# next stop - mix



## Oskaar (Mar 17, 2011)

*Bach Mass in B minor Proms 2012*

*Prom 26: Bach -- Mass in B minor
Johann Sebastian Bach - Mass in B minor

Joélle Harvey soprano
Carolyn Sampson soprano
Iestyn Davies counter-tenor
Ed Lyon tenor
Matthew Rose bass

Choir of the English Concert
The English Concert
Harry Bicket conductor

Royal Albert Hall
2 August 2012*

Music from heaven sung by angels! I am not specially religious, but you feel kind of protected, an comforted hearing and watching such music and performance. Pure medisin!


----------



## Oskaar (Mar 17, 2011)

*Voice and The Right Hand - ADACHI Tomomi*

*Voice performance with tilt sensors on right hand. Peformed and built by Japanese performer/composer ADACHI Tomomi.*

Something totally different, and almost blasphemic after Bach. And I really dont know what to say... But it is creative. But at the end he did not look to happy


----------



## Oskaar (Mar 17, 2011)

*Yundi Li - Frederic Chopin Andante spianato et Grande Polonaise Es Dur Op. 22 2010*

*Yundi Li - Frederic Chopin Andante spianato et Grande Polonaise Es-Dur Op. 22 2010

Grande Polonaise Brillante précédé d'un Andante spianato, Es-Dur (1836)

from the Opera Narodowa in Warsaw*

I think Yundi Li is a great pianist. Just presise in his interpretation, not to emphatic, but letting the beautiful melodies roll along as running montain water, but not mecanic or cold.

youtube comments

*Do you know anything better for starting this weekend than listen #chopin ?

Heard this at Bury St Edmunds' 'The Apex' for the first time last night. It's beautiful (particularly the Andante up to 04:55)

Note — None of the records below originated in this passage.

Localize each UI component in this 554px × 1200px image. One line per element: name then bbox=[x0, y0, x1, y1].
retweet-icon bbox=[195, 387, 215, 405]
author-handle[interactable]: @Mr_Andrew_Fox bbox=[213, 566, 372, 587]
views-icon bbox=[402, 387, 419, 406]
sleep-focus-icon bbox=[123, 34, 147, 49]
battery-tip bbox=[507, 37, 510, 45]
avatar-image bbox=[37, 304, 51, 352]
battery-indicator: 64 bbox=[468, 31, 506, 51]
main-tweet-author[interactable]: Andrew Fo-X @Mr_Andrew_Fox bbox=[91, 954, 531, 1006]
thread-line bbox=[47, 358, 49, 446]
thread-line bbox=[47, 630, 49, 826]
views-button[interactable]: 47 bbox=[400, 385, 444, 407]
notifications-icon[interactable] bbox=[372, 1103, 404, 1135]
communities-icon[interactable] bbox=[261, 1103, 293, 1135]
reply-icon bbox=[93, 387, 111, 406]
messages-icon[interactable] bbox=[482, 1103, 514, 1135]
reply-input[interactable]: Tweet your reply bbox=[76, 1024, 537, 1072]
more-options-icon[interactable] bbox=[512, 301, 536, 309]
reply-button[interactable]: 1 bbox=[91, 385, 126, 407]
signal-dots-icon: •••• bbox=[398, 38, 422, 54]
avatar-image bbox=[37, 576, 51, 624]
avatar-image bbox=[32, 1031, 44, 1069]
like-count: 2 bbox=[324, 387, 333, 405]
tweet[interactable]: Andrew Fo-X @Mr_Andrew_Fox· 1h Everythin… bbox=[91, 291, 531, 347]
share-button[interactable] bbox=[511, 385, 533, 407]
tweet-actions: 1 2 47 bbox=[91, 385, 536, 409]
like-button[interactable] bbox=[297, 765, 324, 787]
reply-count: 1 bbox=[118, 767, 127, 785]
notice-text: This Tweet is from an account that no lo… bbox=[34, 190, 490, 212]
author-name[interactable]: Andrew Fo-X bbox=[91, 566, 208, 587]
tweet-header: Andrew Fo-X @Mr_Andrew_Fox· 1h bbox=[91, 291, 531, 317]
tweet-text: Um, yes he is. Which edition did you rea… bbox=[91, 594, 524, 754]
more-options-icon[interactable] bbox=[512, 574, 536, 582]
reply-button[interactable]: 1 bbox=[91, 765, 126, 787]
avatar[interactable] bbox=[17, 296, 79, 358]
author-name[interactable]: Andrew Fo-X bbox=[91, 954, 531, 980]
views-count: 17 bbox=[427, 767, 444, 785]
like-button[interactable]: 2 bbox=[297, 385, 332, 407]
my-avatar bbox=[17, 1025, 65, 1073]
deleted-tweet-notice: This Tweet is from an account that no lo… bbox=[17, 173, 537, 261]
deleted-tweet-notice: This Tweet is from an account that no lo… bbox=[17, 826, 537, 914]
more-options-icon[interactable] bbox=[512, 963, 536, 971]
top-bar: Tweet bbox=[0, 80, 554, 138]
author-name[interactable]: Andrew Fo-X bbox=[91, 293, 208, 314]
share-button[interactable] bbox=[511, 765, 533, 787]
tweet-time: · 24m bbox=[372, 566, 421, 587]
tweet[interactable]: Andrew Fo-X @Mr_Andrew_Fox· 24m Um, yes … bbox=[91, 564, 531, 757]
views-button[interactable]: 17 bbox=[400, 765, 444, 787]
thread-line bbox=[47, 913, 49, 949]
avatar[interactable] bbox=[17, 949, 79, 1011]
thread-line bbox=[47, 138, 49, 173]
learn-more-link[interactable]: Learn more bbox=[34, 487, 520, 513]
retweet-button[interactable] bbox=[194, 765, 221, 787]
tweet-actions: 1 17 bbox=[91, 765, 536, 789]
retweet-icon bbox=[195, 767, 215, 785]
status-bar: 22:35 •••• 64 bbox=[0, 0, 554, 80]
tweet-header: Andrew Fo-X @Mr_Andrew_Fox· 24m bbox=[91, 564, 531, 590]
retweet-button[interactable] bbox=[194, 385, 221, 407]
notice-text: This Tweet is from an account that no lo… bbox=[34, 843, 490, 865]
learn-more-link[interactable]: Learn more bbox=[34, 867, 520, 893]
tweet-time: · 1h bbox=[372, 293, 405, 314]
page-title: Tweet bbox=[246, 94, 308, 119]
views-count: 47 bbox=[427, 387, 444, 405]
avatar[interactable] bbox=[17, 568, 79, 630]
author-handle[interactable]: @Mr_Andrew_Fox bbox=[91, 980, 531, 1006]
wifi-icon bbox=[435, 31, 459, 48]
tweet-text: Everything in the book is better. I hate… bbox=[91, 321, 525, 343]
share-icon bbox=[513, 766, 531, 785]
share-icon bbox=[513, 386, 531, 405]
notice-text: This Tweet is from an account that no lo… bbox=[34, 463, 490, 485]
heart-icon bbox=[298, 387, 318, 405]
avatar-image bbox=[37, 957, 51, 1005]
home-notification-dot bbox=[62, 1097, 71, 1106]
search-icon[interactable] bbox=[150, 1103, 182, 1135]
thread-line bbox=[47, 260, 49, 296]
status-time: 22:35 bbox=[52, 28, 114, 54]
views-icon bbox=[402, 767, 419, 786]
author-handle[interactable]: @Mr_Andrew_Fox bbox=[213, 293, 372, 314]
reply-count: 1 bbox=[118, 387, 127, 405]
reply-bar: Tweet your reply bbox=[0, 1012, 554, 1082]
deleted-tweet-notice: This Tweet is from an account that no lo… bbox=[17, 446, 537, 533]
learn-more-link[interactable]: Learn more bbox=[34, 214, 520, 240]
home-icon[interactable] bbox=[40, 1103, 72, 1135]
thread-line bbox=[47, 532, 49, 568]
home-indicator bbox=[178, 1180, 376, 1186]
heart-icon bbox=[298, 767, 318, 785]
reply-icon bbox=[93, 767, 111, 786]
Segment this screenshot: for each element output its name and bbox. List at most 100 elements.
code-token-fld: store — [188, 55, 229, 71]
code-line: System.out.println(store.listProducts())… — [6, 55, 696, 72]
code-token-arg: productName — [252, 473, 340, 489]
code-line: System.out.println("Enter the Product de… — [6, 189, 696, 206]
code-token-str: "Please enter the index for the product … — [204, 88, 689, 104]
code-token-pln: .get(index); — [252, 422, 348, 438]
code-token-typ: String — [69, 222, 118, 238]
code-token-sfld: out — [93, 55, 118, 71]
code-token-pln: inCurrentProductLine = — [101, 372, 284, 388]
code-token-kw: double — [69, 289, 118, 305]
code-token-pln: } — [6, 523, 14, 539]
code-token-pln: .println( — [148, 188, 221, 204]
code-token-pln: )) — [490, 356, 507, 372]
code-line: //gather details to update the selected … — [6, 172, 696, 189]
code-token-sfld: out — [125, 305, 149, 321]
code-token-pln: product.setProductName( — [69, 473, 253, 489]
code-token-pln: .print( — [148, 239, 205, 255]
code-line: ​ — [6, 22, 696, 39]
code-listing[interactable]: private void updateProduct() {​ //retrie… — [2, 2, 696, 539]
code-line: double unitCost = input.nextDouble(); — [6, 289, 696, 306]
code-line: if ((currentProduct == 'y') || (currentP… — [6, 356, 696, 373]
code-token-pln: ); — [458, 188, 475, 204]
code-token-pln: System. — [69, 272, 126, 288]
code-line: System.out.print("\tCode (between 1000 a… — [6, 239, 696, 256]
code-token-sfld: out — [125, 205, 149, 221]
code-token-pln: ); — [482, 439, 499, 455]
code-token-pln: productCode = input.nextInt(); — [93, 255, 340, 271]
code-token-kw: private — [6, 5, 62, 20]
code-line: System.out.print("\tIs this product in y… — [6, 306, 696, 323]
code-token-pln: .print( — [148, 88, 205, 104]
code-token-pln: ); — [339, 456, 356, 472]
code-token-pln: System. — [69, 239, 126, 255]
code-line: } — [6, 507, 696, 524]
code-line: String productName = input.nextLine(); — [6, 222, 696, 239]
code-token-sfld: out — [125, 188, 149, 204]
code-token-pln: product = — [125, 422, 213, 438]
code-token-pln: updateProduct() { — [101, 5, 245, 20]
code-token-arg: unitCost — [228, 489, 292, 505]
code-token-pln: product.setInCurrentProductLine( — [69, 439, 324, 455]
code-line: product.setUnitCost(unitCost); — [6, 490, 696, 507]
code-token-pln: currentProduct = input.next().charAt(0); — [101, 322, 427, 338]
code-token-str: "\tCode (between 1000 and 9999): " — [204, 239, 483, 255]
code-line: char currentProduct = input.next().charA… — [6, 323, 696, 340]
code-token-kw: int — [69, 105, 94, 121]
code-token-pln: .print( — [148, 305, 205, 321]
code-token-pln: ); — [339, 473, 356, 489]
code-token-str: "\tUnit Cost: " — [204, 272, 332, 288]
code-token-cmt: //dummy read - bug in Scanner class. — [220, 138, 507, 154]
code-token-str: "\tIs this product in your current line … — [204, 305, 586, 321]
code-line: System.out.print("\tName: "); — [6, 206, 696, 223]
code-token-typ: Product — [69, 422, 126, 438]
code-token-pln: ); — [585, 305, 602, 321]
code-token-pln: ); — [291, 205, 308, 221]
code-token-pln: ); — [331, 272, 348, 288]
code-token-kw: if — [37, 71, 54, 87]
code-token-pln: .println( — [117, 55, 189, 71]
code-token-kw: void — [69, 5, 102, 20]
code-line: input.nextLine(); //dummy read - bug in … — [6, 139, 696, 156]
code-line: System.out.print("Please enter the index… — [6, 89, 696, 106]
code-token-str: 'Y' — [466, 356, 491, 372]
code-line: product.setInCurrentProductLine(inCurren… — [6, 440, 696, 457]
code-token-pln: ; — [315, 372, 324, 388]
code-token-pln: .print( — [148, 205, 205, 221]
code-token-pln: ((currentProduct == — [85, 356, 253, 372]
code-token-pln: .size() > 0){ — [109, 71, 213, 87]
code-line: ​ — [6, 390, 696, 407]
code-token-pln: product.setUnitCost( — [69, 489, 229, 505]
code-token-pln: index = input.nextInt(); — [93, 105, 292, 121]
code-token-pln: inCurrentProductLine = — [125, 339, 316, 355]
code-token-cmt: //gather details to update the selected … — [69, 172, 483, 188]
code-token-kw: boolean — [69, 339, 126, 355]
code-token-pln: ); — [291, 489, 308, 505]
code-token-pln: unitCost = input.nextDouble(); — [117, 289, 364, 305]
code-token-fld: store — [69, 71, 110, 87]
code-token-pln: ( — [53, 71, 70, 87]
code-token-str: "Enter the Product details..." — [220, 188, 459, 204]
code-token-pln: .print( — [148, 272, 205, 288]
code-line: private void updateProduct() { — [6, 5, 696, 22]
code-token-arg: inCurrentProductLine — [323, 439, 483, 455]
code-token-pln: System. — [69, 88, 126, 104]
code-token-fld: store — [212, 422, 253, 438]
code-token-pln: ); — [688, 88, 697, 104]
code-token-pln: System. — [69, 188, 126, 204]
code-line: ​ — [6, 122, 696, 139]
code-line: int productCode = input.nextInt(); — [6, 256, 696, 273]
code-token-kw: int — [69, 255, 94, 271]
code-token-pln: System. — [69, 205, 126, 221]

Perfectly executed. Best interpretation I've ever heard, way better than Lang Lang's﻿

The Andante Spianato actually reminds me more of Liszt than Chopin, as the melody has more of a Lisztsian style to it, if I may say. The Grand Polonaise, on the other hand is definitely purely Chopin.﻿*


----------



## Oskaar (Mar 17, 2011)

*Vivaldi, Concerto for two cellos in G minor, RV 531, CPYO 2012-06-10*

*Bonnie Hampton with her student, Kyeong Hwa Kim performs the Vivaldi Double Cello Concerto accompanied by the California Philharmonic Youth Orchestra, in their season's finale at the Califronia Theater.*

Nice litle video with a lady teacher with her teacher. Brilliant sound, and I think they are doing quite well in submitting the beauti in this elegant work. I find it very touching.

youtube comments

*Wonderful performance. Great Concetrto! Thank you for the upload.﻿

Ignore the negative comments. Excellent work. Thank you for being sensitive to the emotional needs of this piece.

I love this concert, great interpretation of the essense of Vivaldi*


----------



## Oskaar (Mar 17, 2011)

*Vadim Repin Niccolo Paganini variations sur Il Carnevale di Venizia*

*Vadim Repin Niccolo Paganini variations Il Carnevale di Venizia Philharmonique de Radio France Paganini played with a smile*

Repin and Paganinini shows great humorisic sence in this lovely piece. Fantastic!


----------